1:10–1:50 Evan Ragland
Knowing Diseases and Medicines Forwards and Backwards: Analysis and Synthesis in Early Modern Academic Medicine
Early modern academic physicians followed Galen’s models on many points, including reasoning from signs of diseases back to hidden causes and from causes to signs. Galen’s Art of Medicine (Tegni) famously spurred reflections on the methods of teaching and discovery, which included his categories of analysis, synthesis, and dissolution of the definition. Medieval and early modern physicians at times described analysis as reasoning from effects to causes, and synthesis from causes to effects. Their actual practices departed from Galen’s terms and models in important ways, such as their frequent omission of patients’ idiosyncratic qualitative temperaments, but diagnosis often depended on moving backward from signs to causes, and back. At patients’ bedsides, physicians also moved forward in time, observing disease progression and the effects of therapeutic interventions.
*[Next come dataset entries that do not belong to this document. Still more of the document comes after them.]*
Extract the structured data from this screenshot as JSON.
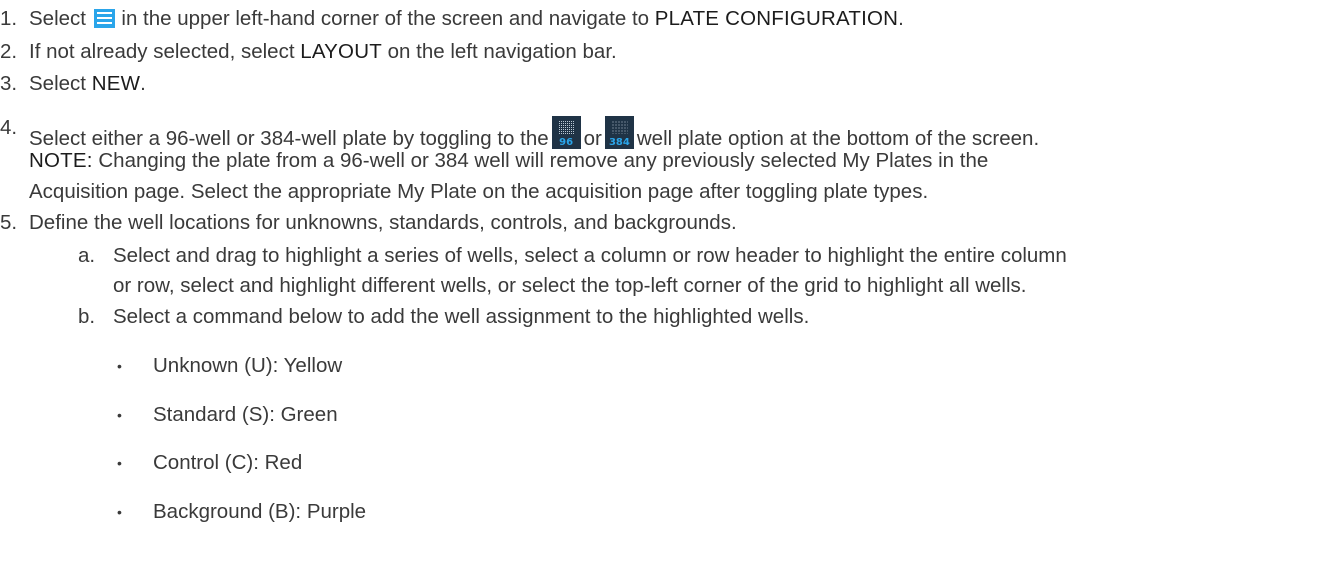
{
  "steps": {
    "s1": {
      "num": "1.",
      "before": "Select",
      "after": "in the upper left-hand corner of the screen and navigate to",
      "kw": "PLATE CONFIGURATION",
      "end": "."
    },
    "s2": {
      "num": "2.",
      "before": "If not already selected, select",
      "kw": "LAYOUT",
      "after": "on the left navigation bar."
    },
    "s3": {
      "num": "3.",
      "before": "Select",
      "kw": "NEW",
      "end": "."
    },
    "s4": {
      "num": "4.",
      "before": "Select either a 96-well or 384-well plate by toggling to the",
      "or": "or",
      "after": "well plate option at the bottom of the screen.",
      "note_kw": "NOTE:",
      "note_text": "Changing the plate from a 96-well or 384 well will remove any previously selected My Plates in the",
      "note_cont": "Acquisition page. Select the appropriate My Plate on the acquisition page after toggling plate types."
    },
    "s5": {
      "num": "5.",
      "text": "Define the well locations for unknowns, standards, controls, and  backgrounds."
    },
    "sa": {
      "letter": "a.",
      "line1": "Select and drag to highlight a series of wells, select a column or row header to highlight the entire column",
      "line2": "or row, select and highlight different wells, or select the top-left corner of the grid to highlight all  wells."
    },
    "sb": {
      "letter": "b.",
      "text": "Select a command below to add the well assignment to the highlighted wells."
    }
  },
  "icons": {
    "menu": "menu-icon",
    "plate96": {
      "name": "plate-96-icon",
      "label": "96"
    },
    "plate384": {
      "name": "plate-384-icon",
      "label": "384"
    }
  },
  "bullets": [
    {
      "symbol": "•",
      "text": "Unknown (U): Yellow"
    },
    {
      "symbol": "•",
      "text": "Standard (S): Green"
    },
    {
      "symbol": "•",
      "text": "Control (C): Red"
    },
    {
      "symbol": "•",
      "text": "Background (B): Purple"
    }
  ],
  "colors": {
    "text": "#3a3a3a",
    "keyword": "#1c1c1c",
    "menu_icon": "#2aa5ea",
    "plate_icon_bg": "#1f3346",
    "plate_icon_label": "#2aa5ea"
  }
}
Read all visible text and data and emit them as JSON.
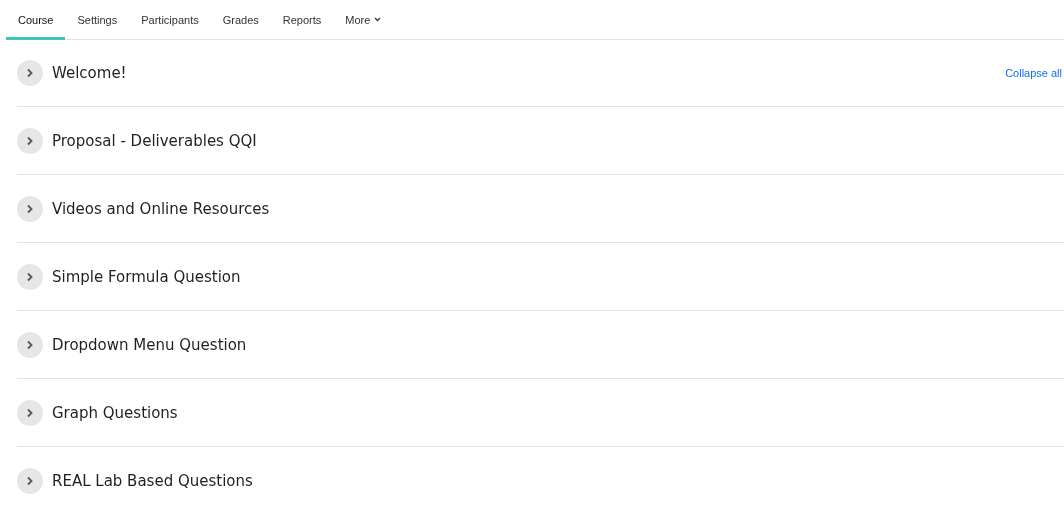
{
  "tabs": [
    {
      "label": "Course",
      "selected": true
    },
    {
      "label": "Settings",
      "selected": false
    },
    {
      "label": "Participants",
      "selected": false
    },
    {
      "label": "Grades",
      "selected": false
    },
    {
      "label": "Reports",
      "selected": false
    },
    {
      "label": "More",
      "selected": false,
      "dropdown": true
    }
  ],
  "collapse_link": "Collapse all",
  "sections": [
    {
      "title": "Welcome!",
      "expanded": false
    },
    {
      "title": "Proposal - Deliverables QQI",
      "expanded": false
    },
    {
      "title": "Videos and Online Resources",
      "expanded": false
    },
    {
      "title": "Simple Formula Question",
      "expanded": false
    },
    {
      "title": "Dropdown Menu Question",
      "expanded": false
    },
    {
      "title": "Graph Questions",
      "expanded": false
    },
    {
      "title": "REAL Lab Based Questions",
      "expanded": false
    }
  ]
}
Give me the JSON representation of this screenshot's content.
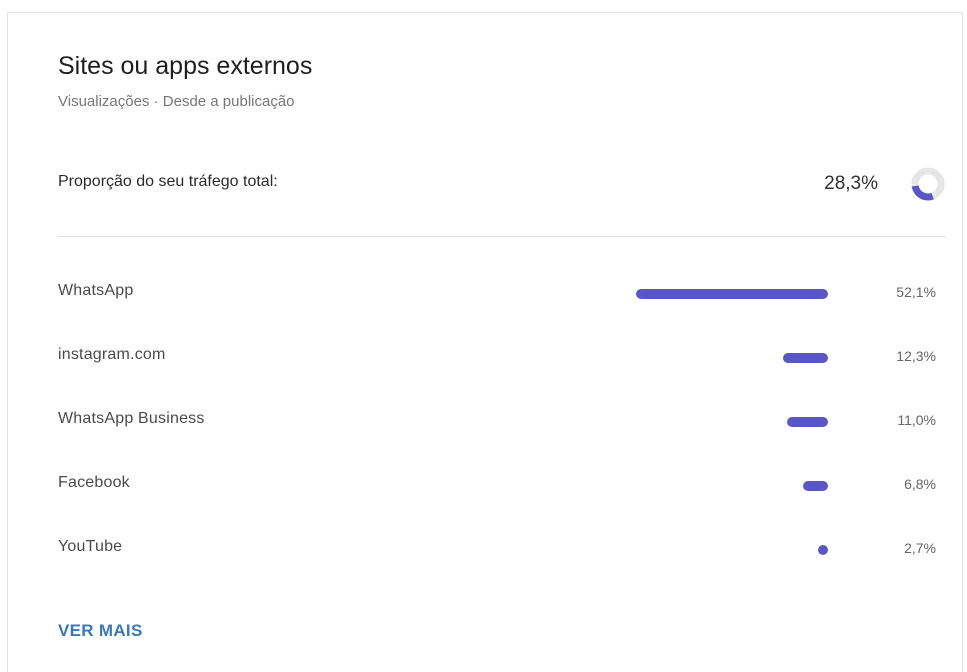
{
  "card": {
    "title": "Sites ou apps externos",
    "subtitle": "Visualizações · Desde a publicação"
  },
  "share": {
    "label": "Proporção do seu tráfego total:",
    "value": "28,3%",
    "fraction": 0.283
  },
  "rows": [
    {
      "label": "WhatsApp",
      "value_text": "52,1%",
      "value": 52.1
    },
    {
      "label": "instagram.com",
      "value_text": "12,3%",
      "value": 12.3
    },
    {
      "label": "WhatsApp Business",
      "value_text": "11,0%",
      "value": 11.0
    },
    {
      "label": "Facebook",
      "value_text": "6,8%",
      "value": 6.8
    },
    {
      "label": "YouTube",
      "value_text": "2,7%",
      "value": 2.7
    }
  ],
  "actions": {
    "see_more": "VER MAIS"
  },
  "colors": {
    "bar": "#5b56c5",
    "donut_track": "#e6e6e6",
    "link": "#3c77b6"
  },
  "icons": {
    "share": "donut-chart-icon"
  }
}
From the early 1600s on, physicians at Leiden University followed the Paduan model and used post-mortem dissections to confirm or go beyond the diagnoses and prognoses made during daily clinical teaching in the local hospital. Galenic physicians did not develop radically new medical theories, but they did gradually add to the store of pathological and therapeutic knowledge based on their knowledge of diseases and therapies going forward with living patients, and their inferences from post-mortem evidence back to the historical causes of patients’ diseases and deaths. By the mid-1600s, this established pedagogical practice allowed physicians and students pushing new medical theories to generate important new pathological knowledge, notably of consumption (phthisis).
1:50–2:10 Break
2:10–2:50 Ashley Inglehart and Curtis Sommerlatte
Immanuel Kant’s Reduction to the Pristine State: Synthetic Method in the Critique of Pure Reason
In this paper, we aim to elucidate two chemical experiments referenced by Kant in the preface to the second edition of the Critique of Pure Reason. The first — what Kant calls “the experiment of reduction” — we argue is actually the Reductio in Pristinum Statum, popularized a century earlier by Wittenberg chymist Daniel Sennert. The second is Georg Ernst Stahl’s famed phlogiston experiment, in which charcoal is added to lead calx in order to regenerate the metal. Both experiments investigate unobservable matter — corpuscles and phlogiston, respectively — by manipulating a substance through chemical analysis. That analysis is followed by a synthesis with some external component, which results in a reduction to the substance’s original state. We then show how Kant consciously uses these experiments as a model for his own synthetic method to accomplish his aim of securing metaphysics as a science. On this basis, we provide a new interpretation of Kant’s synthetic method. We argue that it consists in a three-stage process: 1) a hypothesis about unobservable entities; 2) an analysis of a whole into its elements; and, 3) a synthesis of those elements back into a whole. Kant uses such a method to confirm his revolutionary thought that metaphysics is based on “the altered method of our way of thinking, namely that we can cognize of things a priori only what we ourselves have put into them”.